Let’s face it: The elderly are some of the most overlooked members of our society.
My husband is an administrator of a nursing home, which I believe is a ministry in itself. I have never seen anyone as patient and caring towards the elderly as my amazing husband. He truly respects and reveres the wisdom that each of these precious individuals have to share. It breaks my heart when he tells me about residents who have absolutely no family or friends come to visit. How can a person live their entire lives and be forgotten at the end of it?
The Bible has a few things to say about how we should be treating the elderly that still very much apply to us today.
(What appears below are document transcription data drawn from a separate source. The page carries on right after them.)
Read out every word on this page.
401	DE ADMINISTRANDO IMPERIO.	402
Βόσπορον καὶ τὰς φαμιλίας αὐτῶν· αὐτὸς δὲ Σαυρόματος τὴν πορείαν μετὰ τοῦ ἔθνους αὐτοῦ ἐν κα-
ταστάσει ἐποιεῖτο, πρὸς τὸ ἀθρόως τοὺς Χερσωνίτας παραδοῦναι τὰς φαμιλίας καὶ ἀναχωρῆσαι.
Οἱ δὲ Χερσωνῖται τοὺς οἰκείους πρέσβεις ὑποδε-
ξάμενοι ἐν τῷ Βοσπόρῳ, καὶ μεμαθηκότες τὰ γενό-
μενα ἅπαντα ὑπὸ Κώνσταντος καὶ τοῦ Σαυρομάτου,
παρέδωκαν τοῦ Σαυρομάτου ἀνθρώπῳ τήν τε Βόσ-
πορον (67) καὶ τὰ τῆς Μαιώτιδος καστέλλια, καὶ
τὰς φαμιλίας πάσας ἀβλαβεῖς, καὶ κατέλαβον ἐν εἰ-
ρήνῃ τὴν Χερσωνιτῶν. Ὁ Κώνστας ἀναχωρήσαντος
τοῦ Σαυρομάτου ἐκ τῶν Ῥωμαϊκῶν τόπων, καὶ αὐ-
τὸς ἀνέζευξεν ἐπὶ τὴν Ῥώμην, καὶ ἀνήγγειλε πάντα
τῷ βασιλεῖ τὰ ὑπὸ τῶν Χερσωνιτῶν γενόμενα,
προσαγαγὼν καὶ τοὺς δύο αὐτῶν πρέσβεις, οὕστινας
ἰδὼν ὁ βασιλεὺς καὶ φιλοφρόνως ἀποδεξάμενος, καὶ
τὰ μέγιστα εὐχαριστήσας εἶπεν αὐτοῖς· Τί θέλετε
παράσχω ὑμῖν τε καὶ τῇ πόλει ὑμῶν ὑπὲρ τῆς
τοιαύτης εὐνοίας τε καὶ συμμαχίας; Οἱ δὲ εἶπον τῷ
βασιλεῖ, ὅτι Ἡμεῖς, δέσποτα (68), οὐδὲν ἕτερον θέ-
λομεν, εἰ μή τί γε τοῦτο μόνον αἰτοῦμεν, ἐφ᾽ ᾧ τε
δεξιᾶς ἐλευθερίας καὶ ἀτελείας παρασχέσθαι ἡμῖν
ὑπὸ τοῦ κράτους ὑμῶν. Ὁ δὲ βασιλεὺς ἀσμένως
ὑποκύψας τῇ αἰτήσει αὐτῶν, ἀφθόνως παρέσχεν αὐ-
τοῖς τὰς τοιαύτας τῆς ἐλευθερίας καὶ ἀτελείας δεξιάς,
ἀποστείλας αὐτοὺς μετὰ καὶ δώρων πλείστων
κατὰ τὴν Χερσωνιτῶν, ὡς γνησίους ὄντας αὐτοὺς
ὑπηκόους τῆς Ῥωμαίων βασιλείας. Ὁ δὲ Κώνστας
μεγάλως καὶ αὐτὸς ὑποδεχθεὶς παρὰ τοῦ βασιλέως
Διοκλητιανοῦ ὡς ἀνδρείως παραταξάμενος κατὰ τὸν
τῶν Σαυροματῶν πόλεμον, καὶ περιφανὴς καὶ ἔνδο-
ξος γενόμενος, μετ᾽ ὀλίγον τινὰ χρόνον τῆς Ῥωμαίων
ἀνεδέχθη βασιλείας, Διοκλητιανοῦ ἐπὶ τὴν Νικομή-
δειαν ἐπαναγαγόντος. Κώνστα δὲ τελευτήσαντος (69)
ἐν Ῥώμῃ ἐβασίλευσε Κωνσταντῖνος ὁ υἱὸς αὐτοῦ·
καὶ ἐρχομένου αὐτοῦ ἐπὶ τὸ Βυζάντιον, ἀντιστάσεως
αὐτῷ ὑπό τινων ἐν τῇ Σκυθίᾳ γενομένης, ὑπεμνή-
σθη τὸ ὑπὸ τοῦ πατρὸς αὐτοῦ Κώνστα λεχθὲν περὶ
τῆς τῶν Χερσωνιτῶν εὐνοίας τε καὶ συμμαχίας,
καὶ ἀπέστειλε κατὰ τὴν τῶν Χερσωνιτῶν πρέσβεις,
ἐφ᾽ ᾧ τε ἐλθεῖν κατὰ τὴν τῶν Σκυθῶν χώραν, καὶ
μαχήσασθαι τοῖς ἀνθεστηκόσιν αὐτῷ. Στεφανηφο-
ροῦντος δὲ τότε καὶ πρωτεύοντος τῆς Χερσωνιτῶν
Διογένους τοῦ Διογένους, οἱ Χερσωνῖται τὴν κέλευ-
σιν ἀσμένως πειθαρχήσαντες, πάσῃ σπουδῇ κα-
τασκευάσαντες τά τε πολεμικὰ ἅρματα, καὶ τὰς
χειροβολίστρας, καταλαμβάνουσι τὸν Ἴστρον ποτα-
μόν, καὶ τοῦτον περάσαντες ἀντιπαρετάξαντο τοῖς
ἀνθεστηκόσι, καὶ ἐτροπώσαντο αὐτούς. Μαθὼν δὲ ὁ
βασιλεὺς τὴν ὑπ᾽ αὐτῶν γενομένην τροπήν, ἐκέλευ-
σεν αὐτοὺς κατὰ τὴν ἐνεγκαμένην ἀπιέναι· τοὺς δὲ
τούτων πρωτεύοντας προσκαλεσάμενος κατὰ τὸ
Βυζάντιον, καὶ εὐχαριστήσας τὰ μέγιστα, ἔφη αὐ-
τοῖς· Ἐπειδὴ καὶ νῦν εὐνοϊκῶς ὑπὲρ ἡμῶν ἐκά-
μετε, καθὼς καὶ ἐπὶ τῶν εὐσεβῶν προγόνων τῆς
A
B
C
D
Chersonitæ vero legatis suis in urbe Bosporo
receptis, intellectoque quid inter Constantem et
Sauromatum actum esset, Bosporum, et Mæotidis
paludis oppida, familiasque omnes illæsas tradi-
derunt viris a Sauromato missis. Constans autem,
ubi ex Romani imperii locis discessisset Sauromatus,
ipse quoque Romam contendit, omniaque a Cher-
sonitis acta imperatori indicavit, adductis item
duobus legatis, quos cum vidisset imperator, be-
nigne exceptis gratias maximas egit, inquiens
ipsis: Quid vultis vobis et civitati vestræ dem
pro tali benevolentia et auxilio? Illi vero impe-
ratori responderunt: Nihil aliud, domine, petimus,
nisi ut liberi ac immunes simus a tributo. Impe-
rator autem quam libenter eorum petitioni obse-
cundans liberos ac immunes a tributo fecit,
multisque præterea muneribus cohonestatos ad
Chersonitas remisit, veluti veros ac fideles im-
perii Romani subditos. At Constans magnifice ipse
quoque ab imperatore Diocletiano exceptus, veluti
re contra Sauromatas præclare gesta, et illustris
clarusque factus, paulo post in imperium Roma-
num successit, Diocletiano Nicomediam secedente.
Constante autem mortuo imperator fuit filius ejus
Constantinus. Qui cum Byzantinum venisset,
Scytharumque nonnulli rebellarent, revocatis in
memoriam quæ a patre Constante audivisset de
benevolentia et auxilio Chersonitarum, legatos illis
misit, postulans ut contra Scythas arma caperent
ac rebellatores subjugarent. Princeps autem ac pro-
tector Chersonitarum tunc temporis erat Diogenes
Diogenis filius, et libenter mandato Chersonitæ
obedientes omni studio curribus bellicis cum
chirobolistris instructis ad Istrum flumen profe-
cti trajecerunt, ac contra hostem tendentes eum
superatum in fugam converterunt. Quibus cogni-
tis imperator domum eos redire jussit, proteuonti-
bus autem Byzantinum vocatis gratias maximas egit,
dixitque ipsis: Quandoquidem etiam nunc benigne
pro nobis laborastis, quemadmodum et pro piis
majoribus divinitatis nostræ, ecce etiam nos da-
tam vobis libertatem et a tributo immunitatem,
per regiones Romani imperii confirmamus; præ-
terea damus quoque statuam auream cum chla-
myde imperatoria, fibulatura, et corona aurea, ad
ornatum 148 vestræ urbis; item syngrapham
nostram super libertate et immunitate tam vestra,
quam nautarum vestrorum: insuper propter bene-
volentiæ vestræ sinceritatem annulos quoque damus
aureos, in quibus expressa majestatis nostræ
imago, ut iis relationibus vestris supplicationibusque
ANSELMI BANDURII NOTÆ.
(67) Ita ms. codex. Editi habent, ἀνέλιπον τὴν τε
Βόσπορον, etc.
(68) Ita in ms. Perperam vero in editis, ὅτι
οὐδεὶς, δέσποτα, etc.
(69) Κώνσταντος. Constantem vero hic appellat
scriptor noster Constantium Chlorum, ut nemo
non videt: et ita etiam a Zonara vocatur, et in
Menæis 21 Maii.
“Stand up in the presence of the aged, show respect for the elderly and revere your God. I am the LORD.” -Leviticus 19:32
“Religion that God our Father accepts as pure and faultless is this: to look after orphans and widows in their distress and to keep oneself from being polluted by the world.” -James 1:27
As mothers, we have an amazing opportunity to be an example to our children of how to treat (and even serve) the elderly. The best lessons are taught not just with our words, but with our actions as well.
I want to challenge you, sweet Mamas, to take this opportunity to serve alongside your children to brighten the day of some very precious people! Nursing Home Week is May 13-19. Take a few hours of your week to visit your local nursing home or even an elderly friend, neighbor, or relative. I would suggest calling ahead of time to see when the best time might be to come, but even if you are unable to work out the details beforehand, the residents would be happy to have you!
If you have young children, it might be helpful to read Wilfrid Gordon McDonald Partridge prior to your visit. This sweet picture book tells the story of a young boy who befriends his elderly neighbor and helps her “find” her memory. If you’re looking for some ideas on how to make your trip extra special, here are just a few:
• Make handmade cards to deliver.
• Make sunshine cookies.
• Buy some flowers in bulk and hand-deliver to each of the residents.
• If you have older children, have a group of kids sing to the residents during one of their meals.
• Create a survey with questions that your child can ask the residents (who was his/her favorite president, what job did he/she do before retiring, how many children does he/she have, etc.).